The first residents of the Evergreen Hills community, within the greater Evergreen Specific Plan, must drive to retail stores because the commercial center hasn’t come yet. Calthorpe’s The Crossings in Mountain View, Calif., former site of the Old Mill Shopping Center, still awaits a commuter train stop.
“Hopefully, we’ll get that in soon. I hate driving in traffic,” said Howie Meyerson, who, along with his wife, moved from San Jose’s Willow Glen to The Crossings before all the development’s single-family homes sold out. Townhomes and row homes remain to be completed and sold.
“I do a lot of errands on foot and there are convenience factors. Safeway, fitness center, the Milk Pail, a small specialty grocery store,” Meyerson said. “People do tend to be out front more. The small back yards aren’t much of a place to hide. Because of the streets, you don’t have a lot of fast driving. I’ve gotten to know my neighbors better here.”
For all its Old World charm, however, the New Urbanism is not a panacea.
Studies from the Santa Clara County Manufacturing Group show that people want housing in existing neighborhoods near transit lines, but other studies from the city of San Jose and the National Association of Home Builders show people have strong attachments to privacy (read: large lots in suburbia), lots of storage space and cars, cars and more cars.
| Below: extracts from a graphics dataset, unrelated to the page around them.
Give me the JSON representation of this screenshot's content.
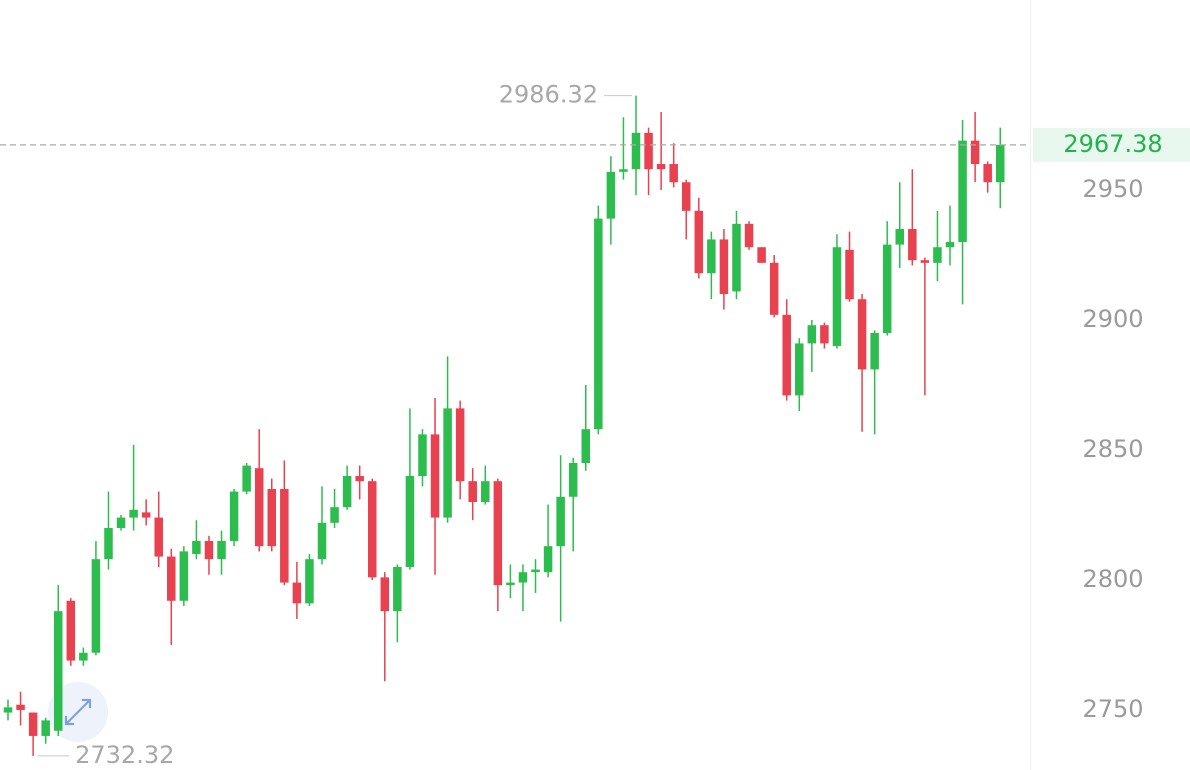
{
  "chart_data": {
    "type": "candlestick",
    "up_color": "#2dbd4e",
    "down_color": "#e8414f",
    "last_price_color": "#22b24c",
    "last_price_line": true,
    "ylim": [
      2726.9,
      3023.1
    ],
    "yticks": [
      2750,
      2800,
      2850,
      2900,
      2950
    ],
    "open": [
      2749,
      2752,
      2749,
      2740,
      2742,
      2792,
      2769,
      2772,
      2808,
      2820,
      2824,
      2826,
      2824,
      2809,
      2792,
      2810,
      2815,
      2808,
      2815,
      2834,
      2843,
      2835,
      2835,
      2799,
      2791,
      2808,
      2822,
      2828,
      2840,
      2838,
      2801,
      2788,
      2805,
      2840,
      2856,
      2824,
      2866,
      2838,
      2830,
      2838,
      2798,
      2799,
      2803,
      2803,
      2813,
      2832,
      2845,
      2858,
      2939,
      2957,
      2958,
      2972,
      2960,
      2960,
      2953,
      2942,
      2918,
      2931,
      2911,
      2937,
      2928,
      2922,
      2902,
      2871,
      2891,
      2898,
      2890,
      2927,
      2908,
      2881,
      2895,
      2929,
      2935,
      2923,
      2922,
      2928,
      2930,
      2969,
      2960,
      2953
    ],
    "high": [
      2754,
      2757,
      2749,
      2747,
      2798,
      2793,
      2774,
      2815,
      2834,
      2825,
      2852,
      2831,
      2834,
      2812,
      2813,
      2823,
      2817,
      2819,
      2835,
      2845,
      2858,
      2839,
      2846,
      2807,
      2810,
      2836,
      2835,
      2844,
      2844,
      2839,
      2803,
      2806,
      2866,
      2858,
      2870,
      2886,
      2869,
      2843,
      2844,
      2839,
      2806,
      2806,
      2808,
      2829,
      2848,
      2847,
      2875,
      2944,
      2963,
      2978,
      2986.32,
      2974,
      2980,
      2968,
      2954,
      2947,
      2934,
      2935,
      2942,
      2938,
      2928,
      2925,
      2908,
      2893,
      2900,
      2899,
      2933,
      2934,
      2910,
      2896,
      2938,
      2953,
      2958,
      2924,
      2942,
      2944,
      2977,
      2980,
      2961,
      2974
    ],
    "low": [
      2746,
      2744,
      2732.32,
      2737,
      2740,
      2767,
      2767,
      2771,
      2804,
      2819,
      2819,
      2821,
      2805,
      2775,
      2790,
      2808,
      2802,
      2802,
      2813,
      2833,
      2811,
      2811,
      2798,
      2785,
      2790,
      2806,
      2820,
      2827,
      2831,
      2800,
      2761,
      2776,
      2804,
      2836,
      2802,
      2822,
      2831,
      2823,
      2829,
      2788,
      2793,
      2788,
      2795,
      2801,
      2784,
      2811,
      2842,
      2856,
      2929,
      2954,
      2948,
      2948,
      2950,
      2951,
      2931,
      2916,
      2908,
      2904,
      2908,
      2927,
      2922,
      2901,
      2869,
      2865,
      2880,
      2889,
      2889,
      2907,
      2857,
      2856,
      2894,
      2920,
      2921,
      2871,
      2915,
      2921,
      2906,
      2953,
      2949,
      2943
    ],
    "close": [
      2751,
      2750,
      2740,
      2746,
      2788,
      2769,
      2772,
      2808,
      2820,
      2824,
      2827,
      2824,
      2809,
      2792,
      2811,
      2815,
      2808,
      2815,
      2834,
      2844,
      2813,
      2813,
      2799,
      2791,
      2808,
      2822,
      2828,
      2840,
      2838,
      2801,
      2788,
      2805,
      2840,
      2856,
      2824,
      2866,
      2838,
      2830,
      2838,
      2798,
      2799,
      2803,
      2804,
      2813,
      2832,
      2845,
      2858,
      2939,
      2957,
      2958,
      2972,
      2958,
      2958,
      2953,
      2942,
      2918,
      2931,
      2910,
      2937,
      2928,
      2922,
      2902,
      2871,
      2891,
      2898,
      2891,
      2928,
      2908,
      2881,
      2895,
      2929,
      2935,
      2923,
      2922,
      2928,
      2930,
      2969,
      2960,
      2953,
      2967.38
    ]
  }
}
“About 30 percent of people in single-family detached small lots use their garage for storage. Then where do you put your car, especially if we are talking about narrower streets and smaller setbacks?” asked Gary Schoennauer, San Jose’s director of planning.
“There is less and less room to park cars, yet auto ownership usage is still about two per family,” he said. “You can’t realistically eliminate the car, nor do we think we ever will.”
According to the NAHB’s 1996 survey, “What Today’s Home Buyers Want,” many want three-car garages, a difficult concept for the smaller spaces of neo-traditionalism.
San Francisco architect Jeff Zimmerman, who designed the Lightner Property Group’s Ironwood vest pocket community in San Mateo, Calif., says some developers are fooling the public with faux neo-traditionalism projects that employ only a few visual elements while still claiming to be disciples of New Urbanism.
“What happens with trends is they start getting ripped off. You get a porch and you think you have neo-traditional. You need civic and cultural experience within a walking distances. You can’t get that in a Home Depot,” Zimmerman said.
Other kinds of perceptions can also cloud the future of the New Urbanism movement.
Gerald and Jacqueline Pighini moved to a Paseo Plaza townhouse from Los Altos, Calif., after their children left home.
“I was tired of having a lawn to take care of and my wife and I were always downtown. San Jose Symphony, opera, Cleveland Ballet. We wanted to live downtown, but there was no way to do that until Paseo Plaza was built,” said 62-year-old Gerald Pighini.
“Out on Fourth Street, the (new townhome) steps look like stoops where they used to play stoop ball. Those are new townhouses that have not been selling well,” he said. “There is a security perception. It’s much safer down here than the perception.”